In theweek since we flipped KPOJ to Fox Sports, there have been a whopping two people visit the Clear Channel studios, here in beautiful Tigard, Oregon. We actually prepared (and kinda hoped) for some sort of organized protest. But, the protesters did not come.

The complaint calls and nasty posts on http://www.facebook.com/FoxSportsPDX have trailed off. Even the hardest of the blow-hards are retreating to the inevitable 'Save KPOJ' areas of the web.

Air America went bankrupt in 2006. KPOJ rarely showed any profit since that bankruptcy. Terrestrial radio is heavily regulated and fighting for its life against digital media.

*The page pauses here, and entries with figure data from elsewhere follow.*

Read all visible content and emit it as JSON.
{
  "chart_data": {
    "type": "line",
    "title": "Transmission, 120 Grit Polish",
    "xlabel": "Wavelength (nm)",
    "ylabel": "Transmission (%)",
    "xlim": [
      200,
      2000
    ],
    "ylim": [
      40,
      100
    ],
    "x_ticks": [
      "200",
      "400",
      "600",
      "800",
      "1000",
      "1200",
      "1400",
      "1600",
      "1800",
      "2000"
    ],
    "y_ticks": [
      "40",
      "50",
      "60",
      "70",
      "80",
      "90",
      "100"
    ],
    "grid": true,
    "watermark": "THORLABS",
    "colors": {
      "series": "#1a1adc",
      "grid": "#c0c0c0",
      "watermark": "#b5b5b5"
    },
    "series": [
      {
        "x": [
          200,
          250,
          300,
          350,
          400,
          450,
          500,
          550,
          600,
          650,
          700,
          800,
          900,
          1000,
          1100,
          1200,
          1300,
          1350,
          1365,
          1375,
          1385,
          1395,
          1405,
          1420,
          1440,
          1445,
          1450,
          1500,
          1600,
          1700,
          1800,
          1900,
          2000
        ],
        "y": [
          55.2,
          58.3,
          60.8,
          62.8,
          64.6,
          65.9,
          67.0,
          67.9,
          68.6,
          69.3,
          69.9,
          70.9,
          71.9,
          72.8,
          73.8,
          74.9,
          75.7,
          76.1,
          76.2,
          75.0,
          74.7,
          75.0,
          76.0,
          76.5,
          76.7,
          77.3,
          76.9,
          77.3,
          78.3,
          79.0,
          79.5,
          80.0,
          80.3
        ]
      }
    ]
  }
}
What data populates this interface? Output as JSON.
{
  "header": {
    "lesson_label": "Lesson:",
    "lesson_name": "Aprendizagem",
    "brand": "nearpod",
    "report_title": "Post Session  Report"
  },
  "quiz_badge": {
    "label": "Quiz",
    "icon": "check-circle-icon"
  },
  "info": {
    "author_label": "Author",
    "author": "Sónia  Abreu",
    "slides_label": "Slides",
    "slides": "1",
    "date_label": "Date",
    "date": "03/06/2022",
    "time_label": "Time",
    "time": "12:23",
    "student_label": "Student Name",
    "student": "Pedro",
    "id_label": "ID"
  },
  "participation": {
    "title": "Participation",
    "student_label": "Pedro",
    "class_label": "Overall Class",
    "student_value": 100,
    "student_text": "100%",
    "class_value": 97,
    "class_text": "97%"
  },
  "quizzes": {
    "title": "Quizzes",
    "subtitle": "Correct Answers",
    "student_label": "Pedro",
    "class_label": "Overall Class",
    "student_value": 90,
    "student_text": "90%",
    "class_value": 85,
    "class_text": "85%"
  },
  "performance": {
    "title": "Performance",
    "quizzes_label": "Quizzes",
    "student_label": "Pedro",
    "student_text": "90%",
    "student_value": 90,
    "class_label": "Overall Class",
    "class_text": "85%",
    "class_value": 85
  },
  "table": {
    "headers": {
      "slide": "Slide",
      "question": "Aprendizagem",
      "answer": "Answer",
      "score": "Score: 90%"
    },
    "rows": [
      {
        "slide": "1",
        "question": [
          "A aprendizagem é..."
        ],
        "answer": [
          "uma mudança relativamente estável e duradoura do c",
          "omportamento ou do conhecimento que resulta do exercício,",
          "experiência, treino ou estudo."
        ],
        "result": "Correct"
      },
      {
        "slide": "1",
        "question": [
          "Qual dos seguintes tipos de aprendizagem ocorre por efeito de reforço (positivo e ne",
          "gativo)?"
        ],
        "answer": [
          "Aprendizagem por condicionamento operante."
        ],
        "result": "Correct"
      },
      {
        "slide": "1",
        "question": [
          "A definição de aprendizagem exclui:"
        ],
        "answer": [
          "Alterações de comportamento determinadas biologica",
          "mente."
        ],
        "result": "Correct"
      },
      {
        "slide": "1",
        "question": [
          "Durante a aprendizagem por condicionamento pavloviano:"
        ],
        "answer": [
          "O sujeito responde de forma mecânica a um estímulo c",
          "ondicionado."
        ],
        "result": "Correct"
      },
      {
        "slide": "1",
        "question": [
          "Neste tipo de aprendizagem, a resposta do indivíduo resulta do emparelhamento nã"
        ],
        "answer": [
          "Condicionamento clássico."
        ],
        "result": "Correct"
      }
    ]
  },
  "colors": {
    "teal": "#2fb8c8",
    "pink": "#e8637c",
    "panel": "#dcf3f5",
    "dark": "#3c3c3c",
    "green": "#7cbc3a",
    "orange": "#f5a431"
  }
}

With CC picking up 2 new (old) sports franchises this year in the Beavers and Blazers, the flip to the more profitable sports line up was simply good old fashioned American business.

For a radio station to remain the same format for 6+ years is quite a feat in today's radio landscape.

Funny how no one is thanking CC for keeping KPOJ alive as long as it did.

Sorry, Knee Deep, but I think you wandered onto the wrong website thread. Reality-based comments create undue hardship for people trapped in a permanent state of denial.

OMG -- Jack Roberts! You are back! The ban ended?? cool

KPOJ tuned into a sports station? Yeah, because that's what the world desperately needs - another sports talk radio station.

I did enjoy listening to it on my way to and from work. If I want to listen to sports I listen to 1080 instead.

And of course this couldn't possibly have anything to do with Clear Channel being a right wing corporation.........

The Taco Bell analogy doesn't work. Radio is different. The airways are different, they belong to the people, they are part of the commons. A more apt analogy would be a park with a golf course on it run by a private company. There are such entities. The company says, "We've been running the golf course for years, it's always made money, but we would make more if we built condominiums on it." Yes, I would want 60 days notice and a public discussion before that decision was made. Part of the licensing agreement for a radio station is that they serve the public. It's been that way since near the beginning of radio. A diversity of points of view (including that of over half of the American public and 3/4 of Portland) serves democracy.